Der Kaiser in der Kritik:

Der angebliche Antisemitismus Wilhelms II.

Die Kritik am Kaiser

Gerade im Hinblick auf die spätere Entwicklung in Deutschland wird von einigen Autoren die Ansicht vertreten, der Antisemitismus des Dritten Reiches stelle nur den Gipfel einer kontinuierlichen Entwicklung deutscher Geschichte dar, und Judenfeindlichkeit sei bereits ein „zentrales Element“ in der Weltanschauung Kaiser Wilhelms II. gewesen.[1] Diese Behauptung ist bei einer objektiven Betrachtung nicht haltbar.

Die Tatsachen

Zurecht nehmen die kritischen Stimmen Bezug auf die Rolle des Berliner Hofpredigers Adolf Stoecker, der seine Predigten mit christlichem Sozialismus und Antisemitismus pfefferte. Zu einem Zeitpunkt, als Kaiser Wilhelm I. (der Großvater Wilhelms II.) alt und der Kronprinz Friedrich (der Vater Wilhelms II.) krank war, wurde der junge Prinz Wilhelm als Mann der Zukunft von vielen Seiten umschmeichelt, ohne daß jemand darüber wachte. So wurde er auch von Stoecker umworben, dem schließlich Bismarck entgegentrat. Durch die empfundene Bevormundung Bismarcks widerspenstig geworden, ließ Wilhelm sich zu der Äußerung hinreißen, als späterer Kaiser dem Einfluß der jüdischen Presse Einhalt gebieten zu wollen.[2] Der Einfluß Stoeckers ließ jedoch bald nach, und Wilhelm II. war während seiner Regierungszeit frei von Antisemitismus. Schließlich mußte Stoecker im November 1890 aufgrund seiner antisemitischen Äußerungen auf Veranlassung des Kaisers seinen Platz als Hofprediger räumen.

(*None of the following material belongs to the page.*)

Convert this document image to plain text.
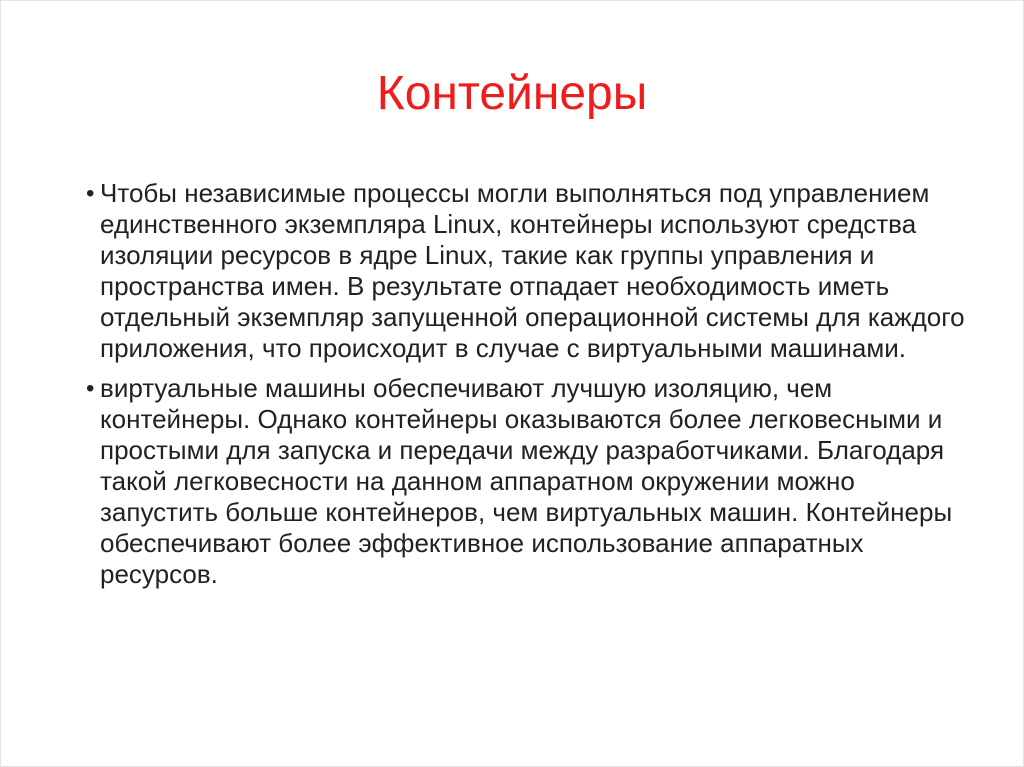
Контейнеры
• Чтобы независимые процессы могли выполняться под управлением единственного экземпляра Linux, контейнеры используют средства изоляции ресурсов в ядре Linux, такие как группы управления и пространства имен. В результате отпадает необходимость иметь отдельный экземпляр запущенной операционной системы для каждого приложения, что происходит в случае с виртуальными машинами.
• виртуальные машины обеспечивают лучшую изоляцию, чем контейнеры. Однако контейнеры оказываются более легковесными и простыми для запуска и передачи между разработчиками. Благодаря такой легковесности на данном аппаратном окружении можно запустить больше контейнеров, чем виртуальных машин. Контейнеры обеспечивают более эффективное использование аппаратных ресурсов.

Das Emporkommen der patriotischen Bewegung, die auch im Flottenverein ihren Ausdruck fand, wurde vom Kaiser toleriert, ohne daß er jedoch etwas für den Rassismus vieler Alldeutscher übriggehabt hatte. Über diese sagte Wilhelm, sie seien unfähig, konstruktive Gedanken zu entwickeln.[3]

Daß Wilhelm II. sich gar um die Sicherheit der deutschen Juden sorgte, deren Situation im übrigen weit günstiger war als die der Juden in Frankreich oder Rußland, geht aus seiner Äußerung hervor, er befürchte angesichts der öffentlichen Stimmung, daß es auch in Deutschland zu Pogromen kommen könnte.[4]

Theodor Herzl erstrebte einen eigenen „Judenstaat“. Wilhelm II. traf Herzl 1898 in Jerusalem und befürwortete dessen Vorhaben.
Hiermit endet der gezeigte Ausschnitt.